Tim Kasher - Adult Film
Kasher’s never been one to settle on one type of sound, and this record is just as eclectic as one would expect from him. “American Lit,” the opener, is a creepy, nearly spoken word track; single “Where’s Your Heart Lie” is a stark, piano-heavy track, almost in the vein of Thursday’s “Empty Glass,” but not as bare; “Lay Down Your Weapons” is an ambient song that shows off Kasher’s passionate vocals; “A Raincloud is a Raincloud” has the catchiest chorus on the album and a bouncy horn section. The latter is a definite highlight, sounding the most similar to a Good Life song, at least until the electronics come in during the chorus. “Truly Freaking Out” is also pretty heavy on those electronic elements and, coming from someone who ordinarily doesn’t like electronics, they sound perfectly organic in this song, as well as all the others. This song is probably the most similar musically to Cursive, and a standout - although that doesn’t mean much on a record like Adult Film. The haunting “You Scare Me to Death” is aptly named, featuring noises that sound straight out of an alien movie and echoey vocals. The song is a good one for the Halloween season, and is sure to be on repeat. “Where’s Your Heart Lie” is one of the quietest songs, and a definite grower. Kasher sounds particularly defeated here, amplified by the no-so subtle female harmonies and reverb behind him. In direct contrast is “A Looping Distress Signal,” a cacophonous track that features Kasher as yelly as he gets on this record as he drops a familiar line about shooting racehorses.

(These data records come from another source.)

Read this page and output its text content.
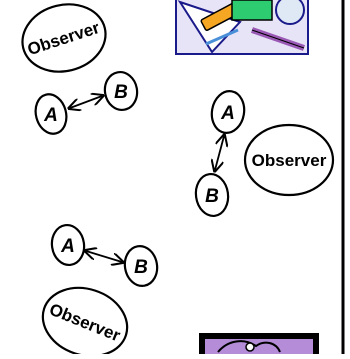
Observer
A
B
A
B
Observer
A
B
Observer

Predictably, another great part of the record is Kasher’s lyrics, as sarcastic - but honest - as always. [i]“We are great/ Americans/ our novels need/ to be written,” he croons in the chorus of “American Lit.” Closer “A Lullaby, sort of,” finds him singing again of dissipating family: “My father lost his father to a cancer/…now no one talks about him anymore/ I wonder if he’d have lived/ if they’d have settled their differences/…or bear these grudges to our deaths?” before he concedes that “The world’s a scary place/ it’s best not to know what’s under the bed/ behind the closet door.” The way he delivers these lines is worthy of praise as well, going from apathetic (“Where’s Your Heart Lie”), to sardonic (“American Lit”), to creepy (“You Scare Me to Death”). And then “A Lullaby, sort of” displays almost country-like vocals, a surprising but pleasant change from the renowned emo legend.

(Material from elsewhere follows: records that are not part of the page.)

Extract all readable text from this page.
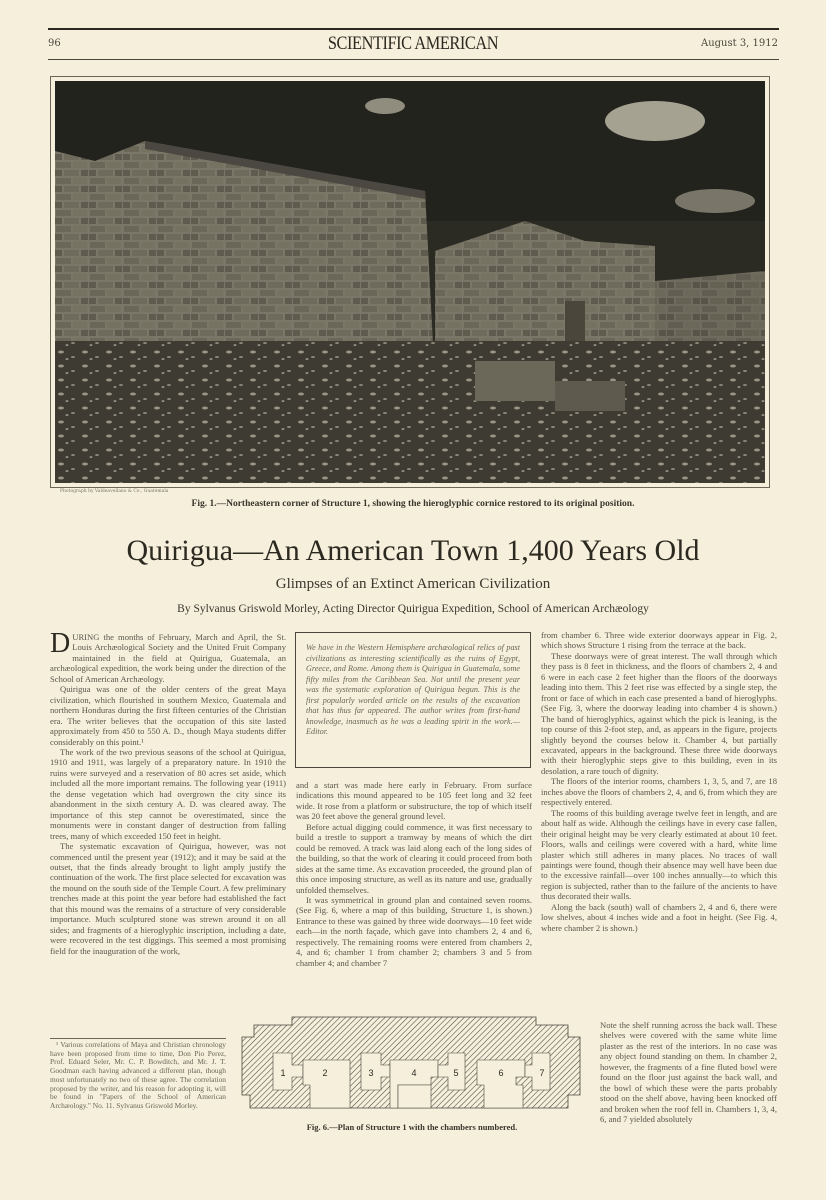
96	SCIENTIFIC AMERICAN	August 3, 1912
Photograph by Valdeavellano & Co., Guatemala
Fig. 1.—Northeastern corner of Structure 1, showing the hieroglyphic cornice restored to its original position.
Quirigua—An American Town 1,400 Years Old
Glimpses of an Extinct American Civilization
By Sylvanus Griswold Morley, Acting Director Quirigua Expedition, School of American Archæology

DURING the months of February, March and April, the St. Louis Archæological Society and the United Fruit Company maintained in the field at Quirigua, Guatemala, an archæological expedition, the work being under the direction of the School of American Archæology.

Quirigua was one of the older centers of the great Maya civilization, which flourished in southern Mexico, Guatemala and northern Honduras during the first fifteen centuries of the Christian era. The writer believes that the occupation of this site lasted approximately from 450 to 550 A. D., though Maya students differ considerably on this point.¹

The work of the two previous seasons of the school at Quirigua, 1910 and 1911, was largely of a preparatory nature. In 1910 the ruins were surveyed and a reservation of 80 acres set aside, which included all the more important remains. The following year (1911) the dense vegetation which had overgrown the city since its abandonment in the sixth century A. D. was cleared away. The importance of this step cannot be overestimated, since the monuments were in constant danger of destruction from falling trees, many of which exceeded 150 feet in height.

The systematic excavation of Quirigua, however, was not commenced until the present year (1912); and it may be said at the outset, that the finds already brought to light amply justify the continuation of the work. The first place selected for excavation was the mound on the south side of the Temple Court. A few preliminary trenches made at this point the year before had established the fact that this mound was the remains of a structure of very considerable importance. Much sculptured stone was strewn around it on all sides; and fragments of a hieroglyphic inscription, including a date, were recovered in the test diggings. This seemed a most promising field for the inauguration of the work,

We have in the Western Hemisphere archæological relics of past civilizations as interesting scientifically as the ruins of Egypt, Greece, and Rome. Among them is Quirigua in Guatemala, some fifty miles from the Caribbean Sea. Not until the present year was the systematic exploration of Quirigua begun. This is the first popularly worded article on the results of the excavation that has thus far appeared. The author writes from first-hand knowledge, inasmuch as he was a leading spirit in the work.—Editor.

and a start was made here early in February. From surface indications this mound appeared to be 105 feet long and 32 feet wide. It rose from a platform or substructure, the top of which itself was 20 feet above the general ground level.

Before actual digging could commence, it was first necessary to build a trestle to support a tramway by means of which the dirt could be removed. A track was laid along each of the long sides of the building, so that the work of clearing it could proceed from both sides at the same time. As excavation proceeded, the ground plan of this once imposing structure, as well as its nature and use, gradually unfolded themselves.

It was symmetrical in ground plan and contained seven rooms. (See Fig. 6, where a map of this building, Structure 1, is shown.) Entrance to these was gained by three wide doorways—10 feet wide each—in the north façade, which gave into chambers 2, 4 and 6, respectively. The remaining rooms were entered from chambers 2, 4, and 6; chamber 1 from chamber 2; chambers 3 and 5 from chamber 4; and chamber 7

from chamber 6. Three wide exterior doorways appear in Fig. 2, which shows Structure 1 rising from the terrace at the back.

These doorways were of great interest. The wall through which they pass is 8 feet in thickness, and the floors of chambers 2, 4 and 6 were in each case 2 feet higher than the floors of the doorways leading into them. This 2 feet rise was effected by a single step, the front or face of which in each case presented a band of hieroglyphs. (See Fig. 3, where the doorway leading into chamber 4 is shown.) The band of hieroglyphics, against which the pick is leaning, is the top course of this 2-foot step, and, as appears in the figure, projects slightly beyond the courses below it. Chamber 4, but partially excavated, appears in the background. These three wide doorways with their hieroglyphic steps give to this building, even in its desolation, a rare touch of dignity.

The floors of the interior rooms, chambers 1, 3, 5, and 7, are 18 inches above the floors of chambers 2, 4, and 6, from which they are respectively entered.

The rooms of this building average twelve feet in length, and are about half as wide. Although the ceilings have in every case fallen, their original height may be very clearly estimated at about 10 feet. Floors, walls and ceilings were covered with a hard, white lime plaster which still adheres in many places. No traces of wall paintings were found, though their absence may well have been due to the excessive rainfall—over 100 inches annually—to which this region is subjected, rather than to the failure of the ancients to have thus decorated their walls.

Along the back (south) wall of chambers 2, 4 and 6, there were low shelves, about 4 inches wide and a foot in height. (See Fig. 4, where chamber 2 is shown.)

Note the shelf running across the back wall. These shelves were covered with the same white lime plaster as the rest of the interiors. In no case was any object found standing on them. In chamber 2, however, the fragments of a fine fluted bowl were found on the floor just against the back wall, and the bowl of which these were the parts probably stood on the shelf above, having been knocked off and broken when the roof fell in. Chambers 1, 3, 4, 6, and 7 yielded absolutely
¹ Various correlations of Maya and Christian chronology have been proposed from time to time, Don Pio Perez, Prof. Eduard Seler, Mr. C. P. Bowditch, and Mr. J. T. Goodman each having advanced a different plan, though most unfortunately no two of these agree. The correlation proposed by the writer, and his reason for adopting it, will be found in "Papers of the School of American Archæology." No. 11. Sylvanus Griswold Morley.
1	2	3	4	5	6	7
Fig. 6.—Plan of Structure 1 with the chambers numbered.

With Adult Film, Tim Kasher has proven himself again to be one of the best (and most underappreciated) musicians currently active. He’s released nothing but quality albums since the late nineties, and this is a welcome addition to his catalog. I’d love to call this his best his The Ugly Organ a decade ago, but that’d be ignoring his other masterpieces. Wherever you place Adult Film in the Kasher canon, it’s hard to deny that it’s one of the best albums of the year, and arguably his most versatile yet. If I needed convincing before, all doubt is erased - this man can only put out good music.